Grand larceny, three scams and 12 service-process matters sat alongside accidents, traffic stops and welfare checks in Lafayette County’s latest daily sheriff’s log, a snapshot of how much ground deputies are covering from Oxford to the county’s rural roads.
The May 18 entry showed 2 accidents, 10 agency assists, 4 alarms, 3 animal complaints, 1 simple assault, 2 civil matters, 4 disturbances, 1 reckless driving call, 1 road obstruction, 11 service calls, 9 suspicious-activity calls, 4 suspicious persons, 2 suspicious vehicles, 10 traffic stops, 7 transports, 1 trespassing call and 2 unwanted-subject calls. The arrest listed for the day was disorderly conduct and simple domestic violence assault. Taken together, the numbers point to a workload that is not dominated by one headline case but by a steady mix of patrol work, dispute response and public-safety follow-up.
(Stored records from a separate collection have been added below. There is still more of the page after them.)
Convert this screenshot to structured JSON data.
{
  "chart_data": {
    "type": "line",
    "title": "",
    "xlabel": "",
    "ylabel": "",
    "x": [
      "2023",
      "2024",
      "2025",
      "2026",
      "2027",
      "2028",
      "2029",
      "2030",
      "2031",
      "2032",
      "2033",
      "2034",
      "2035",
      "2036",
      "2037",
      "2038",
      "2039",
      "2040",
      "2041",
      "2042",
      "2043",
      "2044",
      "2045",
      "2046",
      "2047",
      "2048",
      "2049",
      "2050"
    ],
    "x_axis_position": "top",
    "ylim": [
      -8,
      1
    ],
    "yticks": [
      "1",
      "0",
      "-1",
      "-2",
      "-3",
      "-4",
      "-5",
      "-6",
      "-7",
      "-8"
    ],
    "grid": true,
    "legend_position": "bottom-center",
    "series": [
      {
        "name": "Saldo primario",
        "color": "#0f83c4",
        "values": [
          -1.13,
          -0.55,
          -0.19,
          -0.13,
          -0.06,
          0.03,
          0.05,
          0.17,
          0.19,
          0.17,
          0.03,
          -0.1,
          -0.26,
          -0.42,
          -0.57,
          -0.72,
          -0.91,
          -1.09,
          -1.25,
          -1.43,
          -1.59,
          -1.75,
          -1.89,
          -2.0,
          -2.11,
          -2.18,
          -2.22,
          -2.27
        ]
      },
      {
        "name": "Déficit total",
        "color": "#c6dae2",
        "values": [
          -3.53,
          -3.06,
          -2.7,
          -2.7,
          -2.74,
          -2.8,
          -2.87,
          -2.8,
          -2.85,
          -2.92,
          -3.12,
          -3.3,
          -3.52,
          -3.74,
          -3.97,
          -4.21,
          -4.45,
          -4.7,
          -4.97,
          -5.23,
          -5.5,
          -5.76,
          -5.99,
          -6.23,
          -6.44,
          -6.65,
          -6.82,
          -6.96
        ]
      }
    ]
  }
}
The pattern did not begin or end there. On May 15, deputies logged 2 accidents, 3 agency assists, 5 animal complaints, 6 service calls and 6 traffic stops, along with arrests tied to felony fleeing, careless driving, an expired tag and a separate sale of controlled substance case. The May 14 and May 12 entries added civil matters, fraud, harassment, littering, a death call, juvenile complaints and more traffic enforcement, including days when no arrests were made but calls still piled up. For residents, the clearest takeaway is that county safety concerns are spreading across several categories at once: property crime, suspicious activity, traffic violations and welfare issues.
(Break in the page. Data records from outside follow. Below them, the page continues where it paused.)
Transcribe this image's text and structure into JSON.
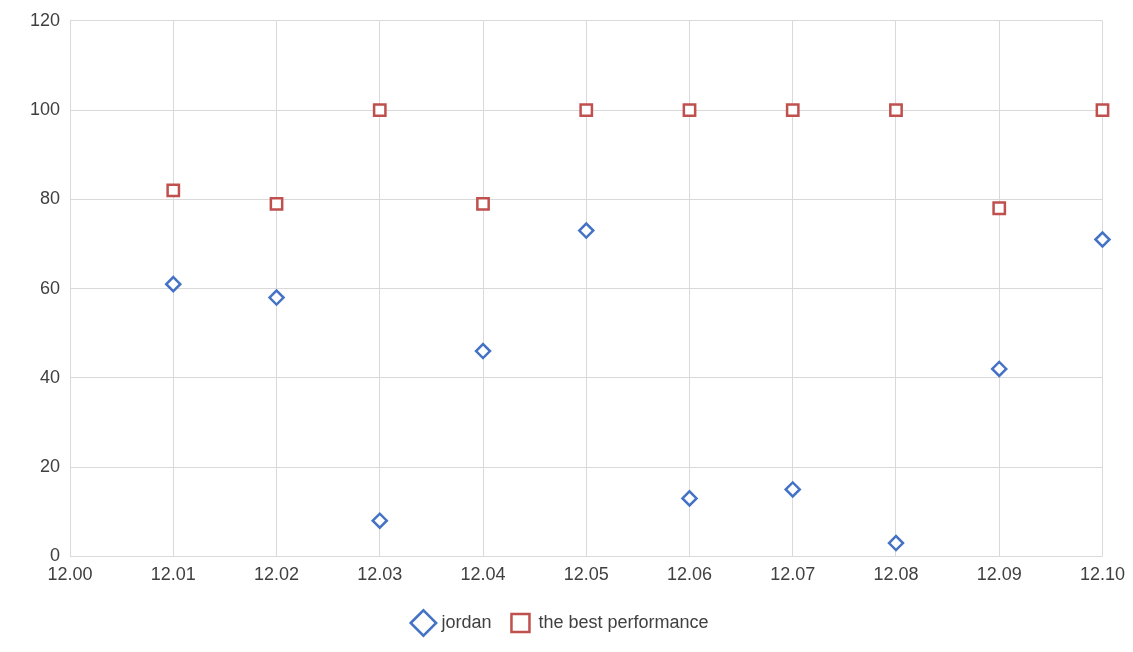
{
  "chart_data": {
    "type": "scatter",
    "x": [
      12.01,
      12.02,
      12.03,
      12.04,
      12.05,
      12.06,
      12.07,
      12.08,
      12.09,
      12.1
    ],
    "series": [
      {
        "name": "jordan",
        "color": "#4472c4",
        "marker": "diamond",
        "values": [
          61,
          58,
          8,
          46,
          73,
          13,
          15,
          3,
          42,
          71
        ]
      },
      {
        "name": "the best performance",
        "color": "#c0504d",
        "marker": "square",
        "values": [
          82,
          79,
          100,
          79,
          100,
          100,
          100,
          100,
          78,
          100
        ]
      }
    ],
    "xlim": [
      12,
      12.1
    ],
    "xticks": [
      {
        "value": 12,
        "label": "12.00"
      },
      {
        "value": 12.01,
        "label": "12.01"
      },
      {
        "value": 12.02,
        "label": "12.02"
      },
      {
        "value": 12.03,
        "label": "12.03"
      },
      {
        "value": 12.04,
        "label": "12.04"
      },
      {
        "value": 12.05,
        "label": "12.05"
      },
      {
        "value": 12.06,
        "label": "12.06"
      },
      {
        "value": 12.07,
        "label": "12.07"
      },
      {
        "value": 12.08,
        "label": "12.08"
      },
      {
        "value": 12.09,
        "label": "12.09"
      },
      {
        "value": 12.1,
        "label": "12.10"
      }
    ],
    "ylim": [
      0,
      120
    ],
    "yticks": [
      0,
      20,
      40,
      60,
      80,
      100,
      120
    ],
    "grid": true,
    "legend": "bottom"
  }
}
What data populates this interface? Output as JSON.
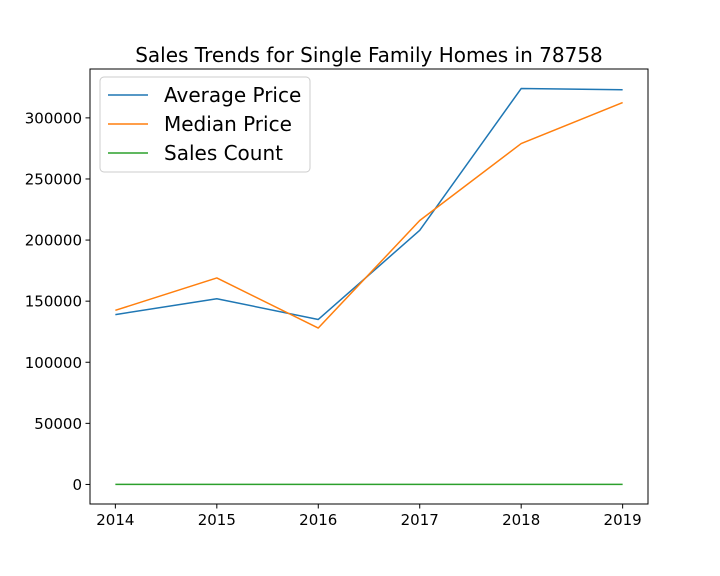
{
  "chart_data": {
    "type": "line",
    "title": "Sales Trends for Single Family Homes in 78758",
    "xlabel": "",
    "ylabel": "",
    "x": [
      2014,
      2015,
      2016,
      2017,
      2018,
      2019
    ],
    "x_tick_labels": [
      "2014",
      "2015",
      "2016",
      "2017",
      "2018",
      "2019"
    ],
    "y_ticks": [
      0,
      50000,
      100000,
      150000,
      200000,
      250000,
      300000
    ],
    "y_tick_labels": [
      "0",
      "50000",
      "100000",
      "150000",
      "200000",
      "250000",
      "300000"
    ],
    "xlim": [
      2013.75,
      2019.25
    ],
    "ylim": [
      -16000,
      340000
    ],
    "grid": false,
    "legend_position": "top-left",
    "series": [
      {
        "name": "Average Price",
        "color": "#1f77b4",
        "values": [
          139000,
          152000,
          135000,
          208000,
          324000,
          323000
        ]
      },
      {
        "name": "Median Price",
        "color": "#ff7f0e",
        "values": [
          142500,
          169000,
          128000,
          216000,
          279000,
          312500
        ]
      },
      {
        "name": "Sales Count",
        "color": "#2ca02c",
        "values": [
          60,
          70,
          65,
          75,
          90,
          95
        ]
      }
    ]
  }
}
That broader pressure lands on the Lafayette County Sheriff’s Office, headquartered at 711 Jackson Ave. East in Oxford and led by Sheriff Joey East. The office also administers the Lafayette County Jail, appoints deputies, maintains the jail, handles court-related duties and keeps the jail docket. It is a local institution that has to manage both fast-moving calls in the field and the paperwork that follows them through circuit and chancery court.
The county’s size makes that balancing act harder. Lafayette County’s population was estimated at 59,597 on July 1, 2025, down slightly from 59,843 a year earlier, and the county still spans 631.7 square miles with 19,044 households. That means a handful of serious calls can echo across a large area where deputies are already stretched by routine service work.
The May log also fits a broader enforcement picture. In April 2025, a multi-agency roundup in Lafayette County produced 42 arrest warrants in a case involving alleged drug offenses and other felonies, with the sheriff’s office working alongside Oxford Police, University Police, the Mississippi Bureau of Narcotics and other agencies. The department’s communication-ability decal program and S.C.R.A.M. camera registry suggest deputies are also trying to prevent problems before they turn into repeat calls, especially in scams, suspicious-activity reports and welfare checks that often begin quietly but can escalate fast.